Wednesday, June 08, 2011

Combining Data, Reaching a Clear Conclusion

Brad DeLong:
Spa Talks with Former Not-So-Senior Administration Officials...
Four points emerged:

  • Doing something large-scale and effective about housing in 2009 would have been really, really hard because most underwater homeowners were making their payments, would have regarded it as grossly unfair for the government to have bailed out their peers in default, and banks had no interest in taking any haircuts at all on mortgage loans that were current--no matter how far underwater the borrower was.

  • The failure of the PPIP and other policies in 2009 to achieve significant scale and actually boost the economy-wide supply of safe assets that the market was so desperate for is actually the fault of Krugman, Sachs, and Stiglitz for opposing it...

  • DeLong comments:
    I am very skeptical of (2)--Jeff, Joe, and Paul seem to have had no influence on anything else, so why should they have been decisive here?

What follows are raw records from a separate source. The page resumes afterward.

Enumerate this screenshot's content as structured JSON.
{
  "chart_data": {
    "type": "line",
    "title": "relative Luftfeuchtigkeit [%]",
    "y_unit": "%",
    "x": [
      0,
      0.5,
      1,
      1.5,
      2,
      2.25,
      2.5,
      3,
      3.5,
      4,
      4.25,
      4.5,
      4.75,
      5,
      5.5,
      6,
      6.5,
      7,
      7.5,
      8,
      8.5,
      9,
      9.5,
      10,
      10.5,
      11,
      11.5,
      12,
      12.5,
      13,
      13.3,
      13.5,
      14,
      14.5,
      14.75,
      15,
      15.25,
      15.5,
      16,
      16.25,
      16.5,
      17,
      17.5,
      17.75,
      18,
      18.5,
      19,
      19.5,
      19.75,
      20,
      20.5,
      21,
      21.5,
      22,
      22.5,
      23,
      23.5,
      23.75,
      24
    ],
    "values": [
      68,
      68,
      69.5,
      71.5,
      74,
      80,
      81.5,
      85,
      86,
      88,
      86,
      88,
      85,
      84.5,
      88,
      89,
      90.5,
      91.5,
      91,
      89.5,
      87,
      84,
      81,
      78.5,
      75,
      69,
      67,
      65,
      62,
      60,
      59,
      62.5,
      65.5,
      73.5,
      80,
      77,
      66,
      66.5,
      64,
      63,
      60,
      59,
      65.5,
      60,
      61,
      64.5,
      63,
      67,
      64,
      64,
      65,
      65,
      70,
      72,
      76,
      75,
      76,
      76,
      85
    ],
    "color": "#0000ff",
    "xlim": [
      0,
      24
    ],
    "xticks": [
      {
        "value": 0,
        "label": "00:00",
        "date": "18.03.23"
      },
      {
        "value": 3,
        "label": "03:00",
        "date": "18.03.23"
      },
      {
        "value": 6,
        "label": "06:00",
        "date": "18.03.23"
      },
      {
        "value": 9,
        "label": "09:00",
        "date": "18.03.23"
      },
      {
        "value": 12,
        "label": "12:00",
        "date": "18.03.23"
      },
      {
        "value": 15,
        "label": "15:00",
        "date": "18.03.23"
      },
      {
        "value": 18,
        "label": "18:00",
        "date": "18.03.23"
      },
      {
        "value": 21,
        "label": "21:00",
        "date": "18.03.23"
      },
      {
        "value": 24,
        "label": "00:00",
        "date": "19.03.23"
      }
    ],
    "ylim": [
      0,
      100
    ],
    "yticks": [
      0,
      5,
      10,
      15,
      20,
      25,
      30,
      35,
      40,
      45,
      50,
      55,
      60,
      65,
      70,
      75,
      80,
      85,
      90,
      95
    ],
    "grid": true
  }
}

    But a pattern is emerging, and we can leap to conclusions in the manner of Young Sherlock Holmes ("You accused the French ambassador!" "It was the Russian ambassador.")

    Yesterday, many of us thought that Richard Koo was bitter, or at least mishearing things.

    Today, in the aftermath of The DeLong Revelation, we know better. Koo heard the official correctly, and probably was just too polite to call the person an idiot.

    Today, we know that the problem is that the Administration has someone reading Krugman who knows how to play politics but hasn't the slightest understanding of what he reads.